In July 2022, she was named in South Africa's team for the cricket tournament at the 2022 Commonwealth Games in Birmingham, England.

Ismail was part of the South Africa squad for the 2023 ICC Women's T20 World Cup, taking two wickets as they lost in the final to Australia.

She announced her retirement from international cricket on 3 May 2023.

In 2026, Ismail reversed her retirement and was selected in South Africa 2026 Women's T20 World Cup squad. She finished the tournament with 8 wickets and became the bowler with the most wickets in Women's T20WC history with 50, surpassing Australia fast bowler Megan Schutt's 48.

== Honours ==
She won the CSA Women's Cricketer of the Year award at the 2015 annual South Africa Cricket Awards ceremony. In 2015, she was also nominated as one of the three finalists for South Africa Sportswoman of the Year at the annual South African Sports award.

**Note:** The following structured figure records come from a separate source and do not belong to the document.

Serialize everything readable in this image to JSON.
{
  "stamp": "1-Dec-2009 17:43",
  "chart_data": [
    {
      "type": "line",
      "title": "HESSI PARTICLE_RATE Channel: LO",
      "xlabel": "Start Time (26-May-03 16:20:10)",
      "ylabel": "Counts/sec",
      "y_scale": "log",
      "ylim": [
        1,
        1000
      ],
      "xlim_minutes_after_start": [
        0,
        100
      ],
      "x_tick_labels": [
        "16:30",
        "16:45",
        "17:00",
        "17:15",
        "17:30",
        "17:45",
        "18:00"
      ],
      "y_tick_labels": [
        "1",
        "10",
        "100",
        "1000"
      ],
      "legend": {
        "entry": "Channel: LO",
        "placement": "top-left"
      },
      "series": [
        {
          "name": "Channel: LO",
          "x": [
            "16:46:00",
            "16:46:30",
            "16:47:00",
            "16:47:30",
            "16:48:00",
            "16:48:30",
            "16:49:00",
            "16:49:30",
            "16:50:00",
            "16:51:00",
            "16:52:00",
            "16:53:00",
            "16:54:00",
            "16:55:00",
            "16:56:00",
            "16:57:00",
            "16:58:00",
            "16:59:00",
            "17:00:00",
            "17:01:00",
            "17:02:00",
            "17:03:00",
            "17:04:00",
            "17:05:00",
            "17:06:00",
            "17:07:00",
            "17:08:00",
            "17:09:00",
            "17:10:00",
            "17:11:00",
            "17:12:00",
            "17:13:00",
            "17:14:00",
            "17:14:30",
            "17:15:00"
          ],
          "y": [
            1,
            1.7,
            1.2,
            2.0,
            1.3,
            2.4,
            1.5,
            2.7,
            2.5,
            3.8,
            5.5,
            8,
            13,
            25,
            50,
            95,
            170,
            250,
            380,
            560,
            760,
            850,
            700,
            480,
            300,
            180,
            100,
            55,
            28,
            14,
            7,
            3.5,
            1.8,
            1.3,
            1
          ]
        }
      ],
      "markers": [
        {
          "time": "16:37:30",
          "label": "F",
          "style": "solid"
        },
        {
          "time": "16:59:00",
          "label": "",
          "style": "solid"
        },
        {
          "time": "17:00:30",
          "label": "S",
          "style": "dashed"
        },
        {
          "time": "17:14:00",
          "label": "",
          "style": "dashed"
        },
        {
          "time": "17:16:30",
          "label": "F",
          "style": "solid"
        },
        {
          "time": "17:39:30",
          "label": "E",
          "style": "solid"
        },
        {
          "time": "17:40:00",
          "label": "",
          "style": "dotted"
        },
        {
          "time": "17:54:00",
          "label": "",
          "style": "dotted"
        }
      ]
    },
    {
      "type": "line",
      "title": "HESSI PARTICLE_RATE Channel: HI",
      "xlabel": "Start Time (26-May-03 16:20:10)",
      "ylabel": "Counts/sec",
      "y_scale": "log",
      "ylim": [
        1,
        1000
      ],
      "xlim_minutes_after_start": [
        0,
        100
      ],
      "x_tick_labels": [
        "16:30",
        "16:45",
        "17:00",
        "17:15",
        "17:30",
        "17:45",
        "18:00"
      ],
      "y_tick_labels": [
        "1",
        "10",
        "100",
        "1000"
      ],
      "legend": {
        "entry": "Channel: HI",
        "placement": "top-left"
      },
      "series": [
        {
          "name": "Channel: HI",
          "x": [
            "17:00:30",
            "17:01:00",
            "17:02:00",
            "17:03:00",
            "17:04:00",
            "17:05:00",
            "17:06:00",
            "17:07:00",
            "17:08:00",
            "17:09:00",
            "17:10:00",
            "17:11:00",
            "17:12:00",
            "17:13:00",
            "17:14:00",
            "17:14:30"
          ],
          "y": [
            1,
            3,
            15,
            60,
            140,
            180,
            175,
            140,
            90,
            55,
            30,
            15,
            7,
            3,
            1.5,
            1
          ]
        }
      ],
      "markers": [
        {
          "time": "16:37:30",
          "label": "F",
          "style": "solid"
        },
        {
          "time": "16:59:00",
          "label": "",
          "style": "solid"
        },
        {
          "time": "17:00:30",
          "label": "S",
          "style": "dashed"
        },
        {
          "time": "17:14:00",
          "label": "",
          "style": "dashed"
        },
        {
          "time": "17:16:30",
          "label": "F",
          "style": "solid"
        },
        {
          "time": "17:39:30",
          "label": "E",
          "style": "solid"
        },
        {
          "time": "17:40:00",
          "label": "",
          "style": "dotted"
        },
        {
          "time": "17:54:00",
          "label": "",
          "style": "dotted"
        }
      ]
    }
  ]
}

In July 2020, Ismail was named women's T20 player of the year at Cricket South Africa's annual awards ceremony.

In February 2021, Ismail was named the Women's Player of the Month in the first edition of the ICC Player of the Month Awards.

She was also named in both ICC Women's ODI Team of the Year and ICC Women's T20I Team of the Year as part of the 2021 ICC Awards.

==Personal life==
Ismail considers South African seamer Andre Nel as her inspiration and role model due to his on-field aggression. She also chose the jersey number 89 on her shirt, a number which was worn by Andre Nel when he played at international level. She was also inspired by the physical intensity and aggression of South African seamer Dale Steyn who would go about his business on the opposition batters.

In 2014, she was embroiled in an alcohol abuse incident and was one of the South African players to be briefly suspended from the National Academy. She was also ordered to undergo counselling related to the alleged alcohol abuse.

Ismail is a practising Muslim, and is the only Muslim woman to have played international cricket for South Africa. She has also known to have obsessive–compulsive disorder (OCD).